A statement that a value exceeds (or is more than) a first threshold value is equivalent to a statement that the value meets or exceeds a second threshold value that is slightly greater than the first threshold value, e.g., the second threshold value being one value higher than the first threshold value in the resolution of a relevant system. A statement that a value is less than (or is within) a first threshold value is equivalent to a statement that the value is less than or equal to a second threshold value that is slightly lower than the first threshold value, e.g., the second threshold value being one value lower than the first threshold value in the resolution of the relevant system.

Claims

1. A method for producing a therapeutic by implementing a series of processes, the method comprising:

obtaining cellular material suitable for invoking a therapeutic response;

wherein the processes include one or more of a process to concentrate the cellular material, a process to wash the cellular material, or a process for affinity selection of a portion of the cellular material; and

at least one of the processes employing an acoustic device to retain the cellular material or a structure to which the cellular material is bound.

2. The method of claim 1, further comprising:

fractionating the cellular material or the modified cellular material with an acoustic angled wave device.

3. The method of claim 2, wherein the cellular material is included in an apheresis product.

4. The method of claim 1, further comprising integrating one or more of the processes into a single device.

5. The method of claim 1, wherein the cellular material is housed in a bag.

6. The method of claim 1, wherein the series of processes form a closed system.

7. The method of claim 1, wherein the process for affinity selection includes negative selection for TCR+ cells.

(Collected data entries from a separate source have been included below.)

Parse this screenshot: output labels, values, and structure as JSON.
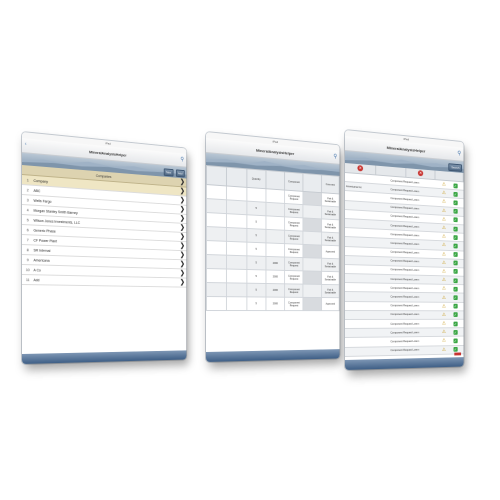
{
  "screen1": {
    "status": "iPad",
    "title": "MineralAnalysisHelper",
    "hero_buttons": [
      "Tabs",
      "Add"
    ],
    "list_header": "Companies",
    "rows": [
      {
        "index": "1",
        "name": "Company"
      },
      {
        "index": "2",
        "name": "ABC"
      },
      {
        "index": "3",
        "name": "Wells Fargo"
      },
      {
        "index": "4",
        "name": "Morgan Stanley Smith Barney"
      },
      {
        "index": "5",
        "name": "Wilson Jones Investments, LLC"
      },
      {
        "index": "6",
        "name": "Generic Phase"
      },
      {
        "index": "7",
        "name": "CF Power Plant"
      },
      {
        "index": "8",
        "name": "SR Internal"
      },
      {
        "index": "9",
        "name": "Americana"
      },
      {
        "index": "10",
        "name": "A Co"
      },
      {
        "index": "11",
        "name": "Add"
      }
    ]
  },
  "screen2": {
    "status": "iPad",
    "title": "MineralAnalysisHelper",
    "headers": [
      "",
      "",
      "Quantity",
      "",
      "Component",
      "",
      "Comment"
    ],
    "rows": [
      [
        "",
        "",
        "",
        "",
        "Component Request",
        "",
        "Fair & Sustainable"
      ],
      [
        "",
        "",
        "5",
        "",
        "Component Request",
        "",
        "Fair & Sustainable"
      ],
      [
        "",
        "",
        "5",
        "",
        "Component Request",
        "",
        "Fair & Sustainable"
      ],
      [
        "",
        "",
        "5",
        "",
        "Component Request",
        "",
        "Fair & Sustainable"
      ],
      [
        "",
        "",
        "5",
        "",
        "Component Request",
        "",
        "Approved"
      ],
      [
        "",
        "",
        "5",
        "2000",
        "Component Request",
        "",
        "Fair & Sustainable"
      ],
      [
        "",
        "",
        "5",
        "2000",
        "Component Request",
        "",
        "Fair & Sustainable"
      ],
      [
        "",
        "",
        "5",
        "2000",
        "Component Request",
        "",
        "Fair & Sustainable"
      ],
      [
        "",
        "",
        "5",
        "2000",
        "Component Request",
        "",
        "Approved"
      ]
    ]
  },
  "screen3": {
    "status": "iPad",
    "title": "MineralAnalysisHelper",
    "search_label": "Search",
    "tabs": [
      "",
      "",
      "",
      ""
    ],
    "rows_count_note": "",
    "rows": [
      {
        "name": "",
        "detail": "Component Request Lorem"
      },
      {
        "name": "Americana Inc",
        "detail": "Component Request Lorem"
      },
      {
        "name": "",
        "detail": "Component Request Lorem"
      },
      {
        "name": "",
        "detail": "Component Request Lorem"
      },
      {
        "name": "",
        "detail": "Component Request Lorem"
      },
      {
        "name": "",
        "detail": "Component Request Lorem"
      },
      {
        "name": "",
        "detail": "Component Request Lorem"
      },
      {
        "name": "",
        "detail": "Component Request Lorem"
      },
      {
        "name": "",
        "detail": "Component Request Lorem"
      },
      {
        "name": "",
        "detail": "Component Request Lorem"
      },
      {
        "name": "",
        "detail": "Component Request Lorem"
      },
      {
        "name": "",
        "detail": "Component Request Lorem"
      },
      {
        "name": "",
        "detail": "Component Request Lorem"
      },
      {
        "name": "",
        "detail": "Component Request Lorem"
      },
      {
        "name": "",
        "detail": "Component Request Lorem"
      },
      {
        "name": "",
        "detail": "Component Request Lorem"
      },
      {
        "name": "",
        "detail": "Component Request Lorem"
      },
      {
        "name": "",
        "detail": "Component Request Lorem"
      },
      {
        "name": "",
        "detail": "Component Request Lorem"
      },
      {
        "name": "",
        "detail": "Component Request Lorem"
      }
    ]
  },
  "colors": {
    "header_tan": "#ddd3b0",
    "footer_blue": "#3f5f86",
    "warn_yellow": "#c79a1c",
    "ok_green": "#3aa644",
    "alert_red": "#c8332f"
  },
  "icons": {
    "search": "search-icon",
    "chevron": "chevron-right-icon",
    "warning": "warning-icon",
    "check": "check-icon",
    "cancel": "cancel-icon"
  }
}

8. The method of claim 1, wherein the series of processes form an end-to-end CAR T production process.

9. A system for producing a therapeutic by implementing a series of processes, the system comprising:

an acoustic device that includes an ultrasonic transducer configured to generate an acoustic wave to retain cellular material or a structure to which the cellular material is bound;

a chamber in the acoustic device for receiving the cellular material or a structure to which the cellular material is bound, the ultrasonic transducer being coupled to the chamber;

the acoustic device being configured to implement one or more of a concentration process, a washing process, or an affinity selection process.

10. The system of claim 9, further comprising an angled wave acoustic device for fractionating the cellular material.

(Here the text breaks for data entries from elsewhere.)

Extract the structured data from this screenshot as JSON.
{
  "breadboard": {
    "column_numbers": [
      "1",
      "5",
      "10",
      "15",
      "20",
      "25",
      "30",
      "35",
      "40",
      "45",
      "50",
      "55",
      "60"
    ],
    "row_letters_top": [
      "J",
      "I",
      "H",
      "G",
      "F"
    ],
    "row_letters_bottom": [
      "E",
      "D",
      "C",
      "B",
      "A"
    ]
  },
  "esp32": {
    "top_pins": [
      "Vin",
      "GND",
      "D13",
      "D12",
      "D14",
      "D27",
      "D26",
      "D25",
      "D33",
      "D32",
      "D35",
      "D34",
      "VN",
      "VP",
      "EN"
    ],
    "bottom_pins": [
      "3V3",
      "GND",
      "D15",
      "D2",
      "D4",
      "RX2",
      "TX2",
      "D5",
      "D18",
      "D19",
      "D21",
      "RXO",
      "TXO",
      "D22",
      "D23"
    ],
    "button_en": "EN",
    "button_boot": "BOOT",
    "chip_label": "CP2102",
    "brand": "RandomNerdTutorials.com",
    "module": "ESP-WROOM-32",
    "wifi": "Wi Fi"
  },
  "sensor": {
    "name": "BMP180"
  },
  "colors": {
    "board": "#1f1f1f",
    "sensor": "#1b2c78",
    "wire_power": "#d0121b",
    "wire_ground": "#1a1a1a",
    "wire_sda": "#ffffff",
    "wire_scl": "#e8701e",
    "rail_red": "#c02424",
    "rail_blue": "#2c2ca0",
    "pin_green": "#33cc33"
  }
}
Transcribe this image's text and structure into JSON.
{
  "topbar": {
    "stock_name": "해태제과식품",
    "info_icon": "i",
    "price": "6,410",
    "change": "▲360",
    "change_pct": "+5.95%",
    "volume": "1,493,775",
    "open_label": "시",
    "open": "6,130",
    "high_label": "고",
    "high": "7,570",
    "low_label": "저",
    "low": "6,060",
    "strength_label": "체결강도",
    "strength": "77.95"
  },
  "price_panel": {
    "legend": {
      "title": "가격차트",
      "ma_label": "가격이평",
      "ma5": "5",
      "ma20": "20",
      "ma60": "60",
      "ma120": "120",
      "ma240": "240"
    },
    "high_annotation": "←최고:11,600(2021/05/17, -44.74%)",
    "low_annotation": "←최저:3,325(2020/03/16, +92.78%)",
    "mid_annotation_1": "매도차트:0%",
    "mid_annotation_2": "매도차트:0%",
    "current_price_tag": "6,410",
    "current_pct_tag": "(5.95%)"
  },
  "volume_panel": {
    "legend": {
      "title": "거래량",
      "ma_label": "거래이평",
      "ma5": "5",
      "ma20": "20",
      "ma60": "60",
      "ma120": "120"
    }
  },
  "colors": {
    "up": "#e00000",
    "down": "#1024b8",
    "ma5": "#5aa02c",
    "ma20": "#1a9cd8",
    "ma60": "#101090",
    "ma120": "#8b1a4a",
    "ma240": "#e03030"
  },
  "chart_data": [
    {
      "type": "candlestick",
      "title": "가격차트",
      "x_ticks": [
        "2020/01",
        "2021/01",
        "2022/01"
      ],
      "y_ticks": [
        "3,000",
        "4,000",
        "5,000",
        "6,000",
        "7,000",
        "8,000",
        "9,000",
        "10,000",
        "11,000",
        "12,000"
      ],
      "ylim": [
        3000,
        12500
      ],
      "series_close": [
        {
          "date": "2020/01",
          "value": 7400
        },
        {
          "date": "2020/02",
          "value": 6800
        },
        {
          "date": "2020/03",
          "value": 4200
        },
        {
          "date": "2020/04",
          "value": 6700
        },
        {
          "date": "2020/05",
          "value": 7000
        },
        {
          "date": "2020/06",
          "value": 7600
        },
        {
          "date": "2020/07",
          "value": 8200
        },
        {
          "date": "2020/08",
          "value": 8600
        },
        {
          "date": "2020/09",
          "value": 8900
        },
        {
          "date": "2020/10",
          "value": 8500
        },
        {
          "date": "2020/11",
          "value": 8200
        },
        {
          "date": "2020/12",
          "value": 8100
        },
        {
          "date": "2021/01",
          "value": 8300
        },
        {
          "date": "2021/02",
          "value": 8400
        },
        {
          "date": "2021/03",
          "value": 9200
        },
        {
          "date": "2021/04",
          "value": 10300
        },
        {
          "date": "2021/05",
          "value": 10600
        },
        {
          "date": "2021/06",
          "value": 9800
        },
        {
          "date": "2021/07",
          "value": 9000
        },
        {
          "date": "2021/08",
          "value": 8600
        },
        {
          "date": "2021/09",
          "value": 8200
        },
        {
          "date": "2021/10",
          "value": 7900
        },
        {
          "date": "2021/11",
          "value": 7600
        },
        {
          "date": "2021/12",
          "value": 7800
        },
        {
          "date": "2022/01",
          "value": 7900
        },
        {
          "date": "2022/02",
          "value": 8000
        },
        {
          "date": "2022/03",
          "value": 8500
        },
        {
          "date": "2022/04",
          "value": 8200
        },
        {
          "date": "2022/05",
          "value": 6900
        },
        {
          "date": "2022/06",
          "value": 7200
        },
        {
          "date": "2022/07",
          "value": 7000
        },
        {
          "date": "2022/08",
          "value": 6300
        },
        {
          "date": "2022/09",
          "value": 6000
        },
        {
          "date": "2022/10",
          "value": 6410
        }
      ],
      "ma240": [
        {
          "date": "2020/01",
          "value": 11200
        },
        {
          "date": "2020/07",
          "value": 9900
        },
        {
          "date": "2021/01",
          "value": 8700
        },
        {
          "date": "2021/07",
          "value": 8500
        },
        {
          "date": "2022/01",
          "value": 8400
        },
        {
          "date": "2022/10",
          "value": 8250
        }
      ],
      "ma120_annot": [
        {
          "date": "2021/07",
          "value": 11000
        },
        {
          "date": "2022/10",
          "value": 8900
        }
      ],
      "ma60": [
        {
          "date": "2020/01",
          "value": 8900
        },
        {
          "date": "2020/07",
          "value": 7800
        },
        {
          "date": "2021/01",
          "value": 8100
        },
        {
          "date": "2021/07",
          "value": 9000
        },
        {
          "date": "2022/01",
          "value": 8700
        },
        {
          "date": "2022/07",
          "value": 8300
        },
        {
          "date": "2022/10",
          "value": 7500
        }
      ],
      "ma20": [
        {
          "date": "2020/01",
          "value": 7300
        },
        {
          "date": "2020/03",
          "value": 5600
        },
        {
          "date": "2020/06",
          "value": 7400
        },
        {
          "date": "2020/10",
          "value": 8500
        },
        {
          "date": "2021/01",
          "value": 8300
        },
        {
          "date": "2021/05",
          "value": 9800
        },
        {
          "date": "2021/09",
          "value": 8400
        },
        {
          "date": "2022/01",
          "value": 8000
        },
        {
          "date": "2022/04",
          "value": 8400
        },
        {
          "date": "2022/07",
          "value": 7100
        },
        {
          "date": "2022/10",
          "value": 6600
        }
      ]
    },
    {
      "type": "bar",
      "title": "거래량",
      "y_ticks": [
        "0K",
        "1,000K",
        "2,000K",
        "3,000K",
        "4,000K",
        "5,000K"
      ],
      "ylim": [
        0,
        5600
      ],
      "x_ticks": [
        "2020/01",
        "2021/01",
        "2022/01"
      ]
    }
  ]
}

11. The system of claim 10, wherein the cellular material is included in an apheresis product.

12. The system of claim 9, wherein the acoustic device is configured to integrate one or more of the concentration process, the washing process, or the affinity selection process.

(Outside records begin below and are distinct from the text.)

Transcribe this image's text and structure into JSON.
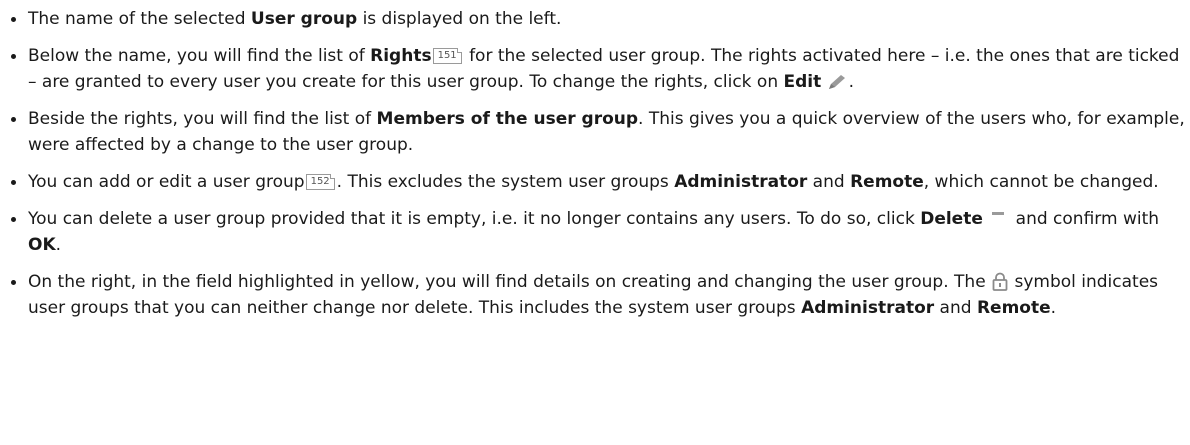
{
  "bullets": [
    {
      "t1": "The name of the selected ",
      "b1": "User group",
      "t2": " is displayed on the left."
    },
    {
      "t1": "Below the name, you will find the list of ",
      "b1": "Rights",
      "ref": "151",
      "t2": " for the selected user group. The rights activated here – i.e. the ones that are ticked – are granted to every user you create for this user group. To change the rights, click on ",
      "b2": "Edit",
      "t3": "."
    },
    {
      "t1": "Beside the rights, you will find the list of ",
      "b1": "Members of the user group",
      "t2": ". This gives you a quick overview of the users who, for example, were affected by a change to the user group."
    },
    {
      "t1": "You can add or edit a user group",
      "ref": "152",
      "t2": ". This excludes the system user groups ",
      "b1": "Administrator",
      "t3": " and ",
      "b2": "Remote",
      "t4": ", which cannot be changed."
    },
    {
      "t1": "You can delete a user group provided that it is empty, i.e. it no longer contains any users. To do so, click ",
      "b1": "Delete",
      "t2": " and confirm with ",
      "b2": "OK",
      "t3": "."
    },
    {
      "t1": "On the right, in the field highlighted in yellow, you will find details on creating and changing the user group. The ",
      "t2": " symbol indicates user groups that you can neither change nor delete. This includes the system user groups ",
      "b1": "Administrator",
      "t3": " and ",
      "b2": "Remote",
      "t4": "."
    }
  ],
  "icons": {
    "edit": "pencil-icon",
    "delete": "minus-icon",
    "lock": "lock-icon"
  },
  "colors": {
    "text": "#1a1a1a",
    "icon_gray": "#9a9a9a"
  }
}
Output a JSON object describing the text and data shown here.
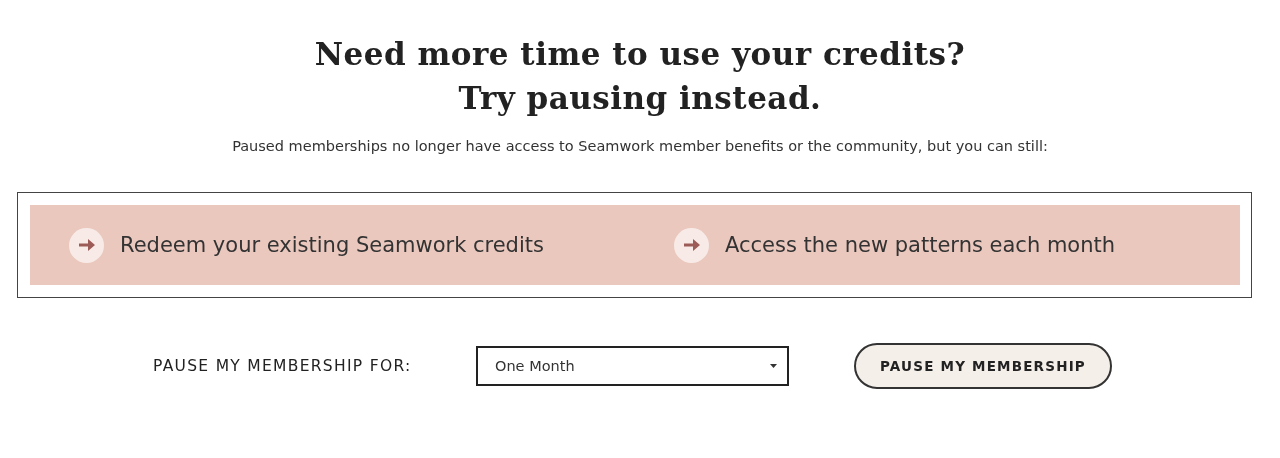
{
  "heading": [
    "Need more time to use your credits?",
    "Try pausing instead."
  ],
  "intro": "Paused memberships no longer have access to Seamwork member benefits or the community, but you can still:",
  "benefits": [
    "Redeem your existing Seamwork credits",
    "Access the new patterns each month"
  ],
  "pause_form": {
    "label": "PAUSE MY MEMBERSHIP FOR:",
    "duration": "One Month",
    "button": "PAUSE MY MEMBERSHIP"
  }
}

13. The system of claim 9, wherein the cellular material is housed in a bag.

14. The system of claim 9, further comprising a closed system.

15. The system of claim 9, wherein the affinity selection process includes negative selection for TCR+ cells.

16. The system of claim 9, further comprising an end-to-end CAR T production process.

17. A cell therapy production system, comprising:

a number of interconnected devices that form a closed system, at least one of the devices being an acoustic device configured to retain cells or structures for supporting cells.

18. The system of claim 17, wherein the devices form and end-to-end cell therapy production system.